So, where is connection between the theory of fixed emplacement of point between bits (powers of 2) and practice implementation? If we store fixed-number in int, it is obvious, that there is no place for storing the point in it.

It seems that fixed-point numbers are just conversion for increase performance. And to retrieve human-readable number after calculations, the opposite conversion must present.

I hope, I understand the algorithm. But is the idea of placement of point between digits is just an abstract idea?

Answer 1

Fixed-point formats are used as a way to represent fractional numbers. Quite commonly, processors perform fixed-point or integer arithmetic faster or more efficiently than floating-point arithmetic. Whether fixed-point arithmetic is suitable for an application depends on what numbers the application needs to work with.

Using fixed-point formats does require converting input to the fixed-point format and converting numbers in the fixed-point format to output. But this is also true of integers and floating-point: All input must be converted to whatever internal format is used to represent it, and all output must be produced by converting from internal formats.

And how does multiplying on 2^(fractional_bits) affect the quantity of digits after the point?

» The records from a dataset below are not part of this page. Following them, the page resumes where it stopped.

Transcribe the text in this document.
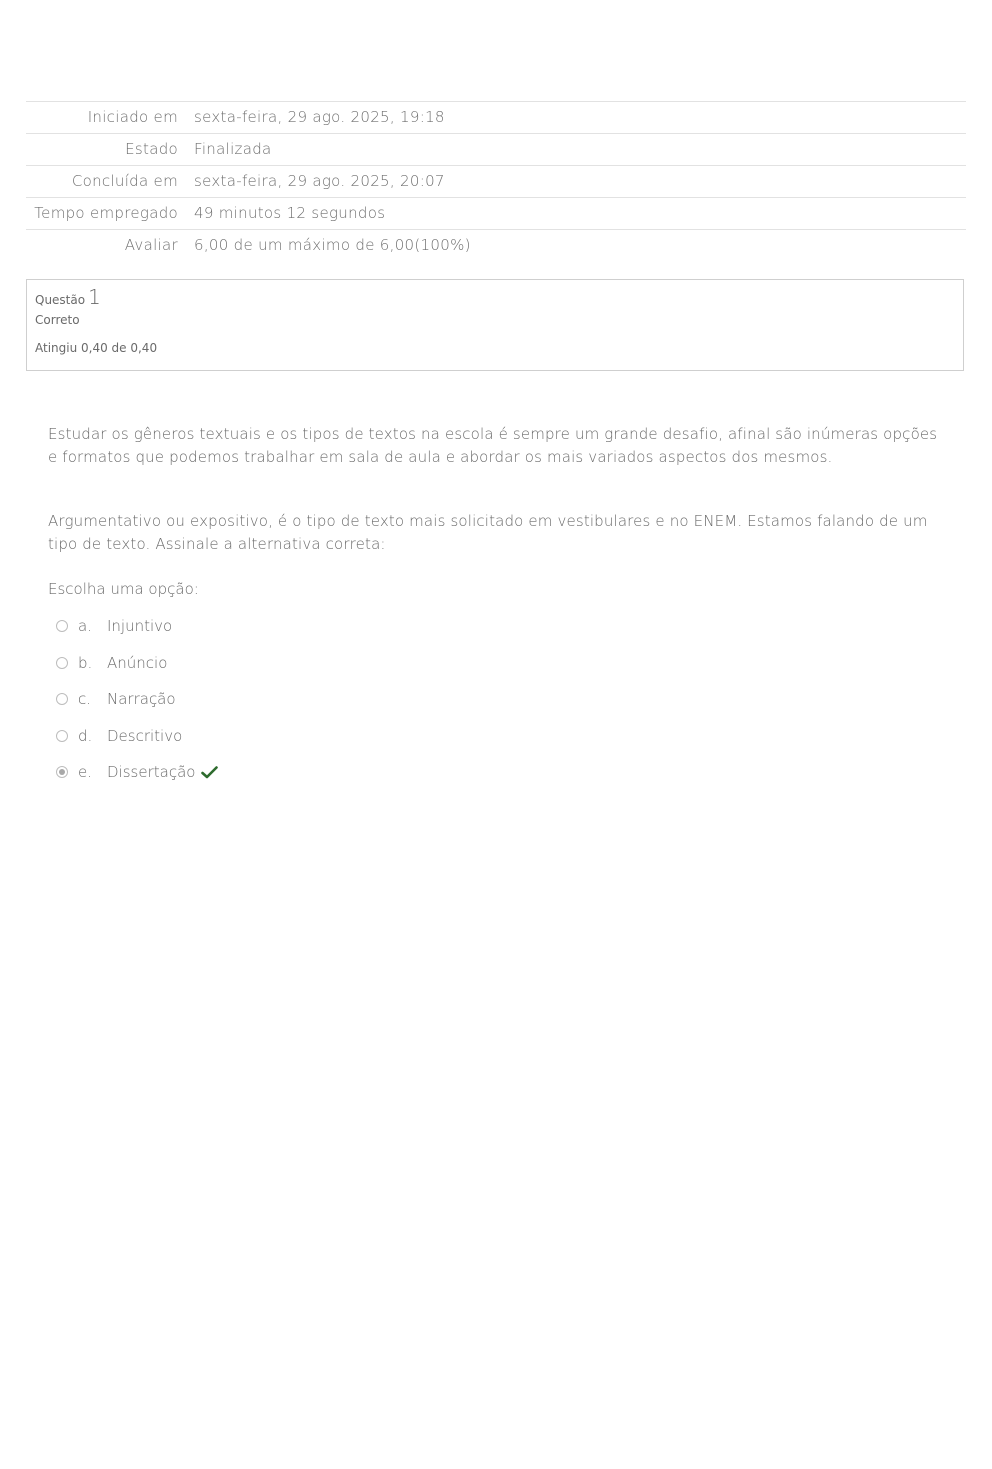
Iniciado em	sexta-feira, 29 ago. 2025, 19:18
Estado	Finalizada
Concluída em	sexta-feira, 29 ago. 2025, 20:07
Tempo empregado	49 minutos 12 segundos
Avaliar	6,00 de um máximo de 6,00(100%)
Questão 1
Correto
Atingiu 0,40 de 0,40

Estudar os gêneros textuais e os tipos de textos na escola é sempre um grande desafio, afinal são inúmeras opções e formatos que podemos trabalhar em sala de aula e abordar os mais variados aspectos dos mesmos.

Argumentativo ou expositivo, é o tipo de texto mais solicitado em vestibulares e no ENEM. Estamos falando de um tipo de texto. Assinale a alternativa correta:

Escolha uma opção:
a.	Injuntivo
b. Anúncio
c.	Narração
d. Descritivo
e.	Dissertação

Suppose we have some number x that is represented as an integer X = x•2^f, where f is the number of fraction bits. Conceptually X is in a fixed-point format. Similarly, we have y represented as Y = y•2^f.

If we execute an integer multiplication instruction to produce result Z = XY, then Z = XY = (x•2^f)•(y•2^f) = xy•2^2f. Then, if we divide Z by 2^f (or, nearly equivalently, shift it right by f bits), we have xy•2^f except for any rounding errors that may have occurred in the division. And xy•2^f is the fixed-point representation of the product of x and y.

Thus, we can effect a fixed-point multiplication by performing an integer multiplication followed by a shift.

Often, to get rounding instead of truncation, a value of half of 2^f is added before the shift, so we compute floor((XY + 2^f−1) / 2^f):

• Multiply X by Y.
• Add 2^f−1.
• Shift right f bits.